REYHANLI, Turkey More than 2,800 Syrians fled across the border to Turkey from the region of Idlib on Thursday, a Turkish official said, more than double the highest previous one-day total.
The refugees all crossed close to the Turkish village of Bukulmez and more were waiting on the other side of the border, the official said. Forty-four minibuses ferried the arrivals from the border to a refugee camp at Reyhanli.
"The army is destroying buildings and bombing them till they turn to charcoal," said Mohammed Khatib, a refugee who said he came from Kastanaz, a Syrian town of 20,000 people.

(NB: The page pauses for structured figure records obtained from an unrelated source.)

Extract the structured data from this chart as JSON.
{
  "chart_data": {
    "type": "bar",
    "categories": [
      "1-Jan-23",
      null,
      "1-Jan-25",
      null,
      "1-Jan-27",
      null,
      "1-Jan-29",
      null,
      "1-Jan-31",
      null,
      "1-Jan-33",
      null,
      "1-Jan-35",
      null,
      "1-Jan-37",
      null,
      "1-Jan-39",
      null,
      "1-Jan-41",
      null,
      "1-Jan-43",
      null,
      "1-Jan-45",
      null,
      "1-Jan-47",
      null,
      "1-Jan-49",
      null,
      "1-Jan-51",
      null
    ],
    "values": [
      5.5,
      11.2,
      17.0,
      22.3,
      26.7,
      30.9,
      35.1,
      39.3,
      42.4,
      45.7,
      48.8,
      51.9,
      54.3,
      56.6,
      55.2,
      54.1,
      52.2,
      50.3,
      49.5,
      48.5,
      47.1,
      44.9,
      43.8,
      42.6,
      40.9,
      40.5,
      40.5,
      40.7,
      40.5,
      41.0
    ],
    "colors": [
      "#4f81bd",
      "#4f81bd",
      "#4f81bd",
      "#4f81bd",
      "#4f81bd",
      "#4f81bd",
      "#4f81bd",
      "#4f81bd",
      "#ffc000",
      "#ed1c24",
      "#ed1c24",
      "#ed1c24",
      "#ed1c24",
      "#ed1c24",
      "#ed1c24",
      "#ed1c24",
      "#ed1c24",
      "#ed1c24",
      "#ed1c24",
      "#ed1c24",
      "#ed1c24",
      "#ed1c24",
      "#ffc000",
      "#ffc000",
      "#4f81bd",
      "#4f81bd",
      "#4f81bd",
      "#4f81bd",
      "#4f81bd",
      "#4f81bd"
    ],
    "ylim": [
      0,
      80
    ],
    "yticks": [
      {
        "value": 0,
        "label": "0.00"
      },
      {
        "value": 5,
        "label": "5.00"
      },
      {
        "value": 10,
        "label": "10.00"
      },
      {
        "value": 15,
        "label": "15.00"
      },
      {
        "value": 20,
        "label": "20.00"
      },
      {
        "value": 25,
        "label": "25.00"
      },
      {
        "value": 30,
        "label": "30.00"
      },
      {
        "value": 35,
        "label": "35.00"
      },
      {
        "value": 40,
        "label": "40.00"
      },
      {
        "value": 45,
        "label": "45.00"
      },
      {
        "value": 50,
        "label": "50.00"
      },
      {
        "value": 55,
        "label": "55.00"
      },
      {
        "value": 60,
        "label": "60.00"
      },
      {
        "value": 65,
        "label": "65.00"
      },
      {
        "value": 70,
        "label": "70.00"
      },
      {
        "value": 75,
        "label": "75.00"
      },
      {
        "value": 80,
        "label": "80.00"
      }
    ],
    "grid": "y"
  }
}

"The army wants people to move out of their houses. If the residents refuse, they destroy them with the people inside."
He said he had crossed into Turkey after attacks on Kastanaz intensified, first from the air, then from ground troops.
"For the past three days there have been bodies lying in the streets. Around 200 have been killed. The town is now abandoned. It took us two days to get to Turkey with our women and children."
He said he had seen soldiers execute one man in front of his family.
Villagers on the Turkish side said they could hear the sounds of heavy fighting throughout the day.
The confirmed number of new refugees was the highest since March 15, when around 1,000 Syrians entered Turkey in one day.
A smaller, unknown number were also thought to have crossed on Thursday near Kilis, further north in the Turkish province of Gaziantep.
Turkish leaders have said a flood of refugees or massacres of civilians by Syrian troops near its border could force them to act to prevent a humanitarian disaster.
Turkish Prime Minister Tayyip Erdogan said last month that setting up a "safe" or "buffer" zone along the border was among the options his government was considering.
But that would mean sending in troops to secure the area, which could lead to confrontation between Syrian forces and the Turkish army, the second biggest in NATO.
Erdogan said again on Thursday that Assad had not been honest in the past about pledges to halt the fighting.
"We will see by what he does only after April 10 if he is being true and honest now," he said, referring to a deadline set by U.N.-Arab League envoy Kofi Annan for Syrian troops to withdraw from conflict cities and comply with his peace plan.
Khatib and other refugees said seven towns and villages had been attacked in the past two days: Hazzano, Kastanaz, Billish, Magara, Chillah, Zardenah and Killi.
Abu Isa, 28, from a village near Killi, said he had left home at around 11 a.m. and reached Turkey around sunset.
He said his village had come under fire from helicopters, and that he had seen one helicopter fire two rockets.
"There was indiscriminate firing," he said.
"The village is 80 percent empty. Some came to Turkey, some went to other villages."
He said the village of Hazzano, 2 km away, was three-quarters destroyed and its school and mosque were in ruins.
Abu Musa, a 36-year-old from the same village, said he had crossed with a group of 600-700 people.
He said they had been helped to cross the border, 20 km away, by the Free Syrian Army, the loosely organized armed opposition formed in response to Assad's crackdown on a peaceful uprising that began a year ago. One FSA soldier was killed, Musa said.